Txori doesn't take reservations either, but unlike Harvest Vine, it's open all day and not far from downtown.
I love the look of the place — a long, narrow space with shelves to the ceiling stocked with jars of rice, mushrooms, vinegar, olive oil, stacks of "cazuelas" (terra-cotta casseroles) and bottles of wine. When someone orders a rioja or ribera del duero, a server climbs a library ladder to fetch it.
Because Txori serves "pintxos" (San Sebastian-style tapas), we start with a crisp, mineral-y Txacoli from the same region, the Spanish Basque country. Our server pours it into a thin-sided, stemless glass from 2 feet up, the way they do it in Spain. (It's supposed to aerate the wine.)
The food is flat-out fabulous. The owner comes from San Sebastian, and these are real pintxos — a chunk of slow-braised pork, caramelized and crispy on the outside, perched on a slice of baguette soaked in tomato. A section of octopus tentacle is secured to a piece of bread with a bamboo toothpick. Piquillo pepper is stuffed with morcilla (blood sausage), then battered and fried.
But my favorite has to be the butterfish. Pan-sautéed and finished in the oven, the palm-size whole fish is presented in a parsley and garlic sauce. It's simple and delicious.
On my way out, I peer over the counter and realize the two young cooks are turning out all this food with only two electric burners, a griddle and an oven.
That kind of grit and improvisatory spirit is a big part of what makes this generation of Seattle restaurants so satisfying and soulful.
IF YOU GO
• La Carta de Oaxaca. $5-$10. 5431 Ballard Ave.
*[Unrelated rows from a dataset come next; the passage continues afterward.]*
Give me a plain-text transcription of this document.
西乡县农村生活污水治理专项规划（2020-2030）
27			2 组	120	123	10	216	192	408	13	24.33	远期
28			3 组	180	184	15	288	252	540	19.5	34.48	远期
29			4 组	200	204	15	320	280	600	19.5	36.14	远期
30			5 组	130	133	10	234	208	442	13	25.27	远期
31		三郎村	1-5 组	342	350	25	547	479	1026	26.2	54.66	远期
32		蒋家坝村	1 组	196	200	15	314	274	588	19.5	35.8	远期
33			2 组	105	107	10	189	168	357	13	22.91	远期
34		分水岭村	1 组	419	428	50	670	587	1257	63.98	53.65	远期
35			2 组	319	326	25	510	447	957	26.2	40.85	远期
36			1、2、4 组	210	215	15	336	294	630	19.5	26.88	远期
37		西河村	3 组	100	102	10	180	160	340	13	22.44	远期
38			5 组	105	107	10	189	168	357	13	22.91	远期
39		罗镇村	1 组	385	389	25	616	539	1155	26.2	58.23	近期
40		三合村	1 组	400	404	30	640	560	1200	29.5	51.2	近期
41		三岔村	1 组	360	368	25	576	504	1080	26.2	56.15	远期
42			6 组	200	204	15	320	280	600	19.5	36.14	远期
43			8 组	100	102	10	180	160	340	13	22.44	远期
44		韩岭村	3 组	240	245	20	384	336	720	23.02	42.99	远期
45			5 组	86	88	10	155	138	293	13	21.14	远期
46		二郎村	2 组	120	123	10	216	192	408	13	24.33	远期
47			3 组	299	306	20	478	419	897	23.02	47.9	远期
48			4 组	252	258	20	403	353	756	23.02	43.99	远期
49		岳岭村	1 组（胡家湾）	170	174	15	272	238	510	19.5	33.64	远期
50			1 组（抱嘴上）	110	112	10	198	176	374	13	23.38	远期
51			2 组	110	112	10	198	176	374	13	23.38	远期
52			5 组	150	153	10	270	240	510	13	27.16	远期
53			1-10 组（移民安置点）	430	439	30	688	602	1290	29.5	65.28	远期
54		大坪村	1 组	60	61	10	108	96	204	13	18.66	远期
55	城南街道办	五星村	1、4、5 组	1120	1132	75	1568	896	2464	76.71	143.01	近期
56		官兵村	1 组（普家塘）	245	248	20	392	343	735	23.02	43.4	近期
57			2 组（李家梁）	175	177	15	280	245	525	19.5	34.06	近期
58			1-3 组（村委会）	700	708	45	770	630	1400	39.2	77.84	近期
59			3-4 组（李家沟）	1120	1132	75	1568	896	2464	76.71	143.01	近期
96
N.W. 206-782-8722, www.lacartadeoaxaca.com.
• Lark. $8-$18. Closed Mondays. 926 12th Ave. 206-323-5275, www.larkseattle.com.
• Licorous. $2-$16. Closed Sundays. 928 12th Ave. 206-325-6947, www.licorous.com.
• Matt's in the Market. Lunch entrees, $10-$19; dinner entrees, $22-$30. Closed Sundays. First and Pike, 94 Pike St., Pike Place Market. 206-467-7909, mattsinthemarket.com.
• Ocho. Reservations for parties of six or more only. Main dishes about $10. Tapas (Spanish appetizers) from $1.50. 2325 N.W. Market St. (at 24th). 206-784-0699.
• Pair. 5501 30th Ave. N.E. 206-526-7655, www.pairseattle.com.
• Sitka & Spruce. Main dishes from about $10. Closed Mondays. Reservations only for the communal table for five or more. 2238 Eastlake Ave. E. 206-324-0662, www.sitkaandspruce.com.
• Steelhead Diner. Sandwiches from about $11, entrees from $15. 95 Pine St. 206-625-0129, www.steelheaddiner.com.
• Tilth. $7-$29. 1411 N. 45th St. 206-633-0801, www.tilthrestaurant.com.
• Txori. Pintxos, $1.50-$9. 2207 Second Ave. 206-204-9771, www.txoribar.com.